ローカル線は劣等生?

日本でのローカル線問題というのはもう45年も昔から国会で取り上げられています。
国鉄が分割民営化してJRになるときに、できるだけ新しい会社にはもって行きたくないからと、なんだかんだとルールを決めてみんな切り捨てた。
まるで国や地域が抱える「負の遺産」であるかのように。
言葉は悪いですが、お父ちゃんが新しく所帯を持つに当たって、その身をきれいにしなければならない。それにはお前のような連れ子がいたのでは足手まといになるからと、「一人で生きていくんだぞ。」とわずかながらのお金をもらって独立するように言われたのが第3セクター鉄道です。
生きていく術を持たない子供に当面のお金を渡したからといって、そう長くは持つまい、とお父ちゃんが思っていたかどうかは別として、今でも立派に生きている姿を見ると、「きっとお父ちゃんも褒めてくれるだろう。」と子どもとしては思いますが、実際にはどうもそうではないようで、
「よく頑張ってきたな。」とお父ちゃんは褒めてくれないと感じるのが劣等生の心理状態なのかもしれません。
「あいつはダメだ。」と言われるような生徒はどこの学校にもいると思いますが、40年以上「ダメだ、ダメだ」と言われてきた問題児がローカル線なのです。
でも、そのローカル線としてみたら、「ダメだ。」と決めつける方が「ダメ」なわけで、良いとこ取りしたお父ちゃんの新しい家庭は、誰がやってもうまくいくに決まっているわけですから、何とか見返してやりたい。
そう思って頑張っているわけです。
皆さんも経験あるでしょう。
学生時代に「あいつはダメだ。」と皆が思っていた奴が、卒業して何年かして再開してみると立派になっているってこと。
それには2つの理由があって、1つは、「ダメだ」と烙印を押されたことをバネにして本人が頑張ってきたこと。
もう1つは、「ダメだ」と言われてきたけれど、本当は「ダメ」じゃなかったのだとうこと。

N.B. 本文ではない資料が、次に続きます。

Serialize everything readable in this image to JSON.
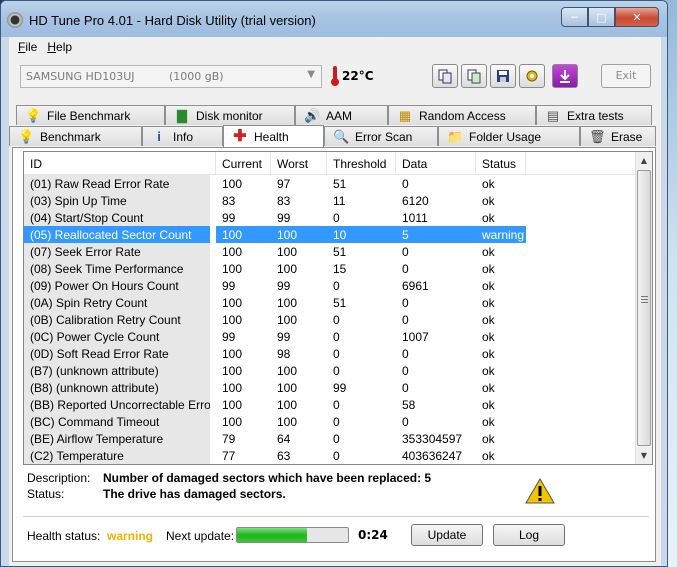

先生や親など、周りの大人たちが「ダメ」と決めつけていただけであって、本当は「ダメ」じゃなかったというのが劣等生の本来の姿なのかもしれません。
皆さん、もうお分かりでしょう。
「ローカル線は劣等生」と40年以上も言われてきましたが、全然ダメじゃないんです。
劣等生なんかじゃないんですよ。
ただ、周りの大人たちがそれに気付かなかっただけ。
ローカル線があることが地域の財産であって、「ダメだ」と言われてきたローカル線でも、やり方によっては「儲かる線」に変えることができるのです。
「儲かる線」といってもお金ばかりが儲かるのではありません。
「儲」という字は、「信じる者」と書きますから、ローカル線を「儲かる線」にするということは、皆が心を一つにして集まって頑張ることだと私は信じています。
いすみ鉄道は鉄道を愛する人たちが心を一つにして活動に参加できる鉄道なのです。
話は大きくなりますが、日本では、この「心を一つにする」ということがだんだん希薄になってきていることと、大企業ばかりでなく国全体が行き詰ってきていることと深い関係があるような気がします。
日本人が長年にわたって「ダメだ」と思っていたローカル線に、この国の難局を打開するヒントとパワーが潜んでいるということを、少しでも多くの人が気づいてくれるようになれば、この国はきっと変わる。
「劣等生」と言われてきたローカル線が、実は未来を切り開くきっかけになると私は「信じて」いるのです。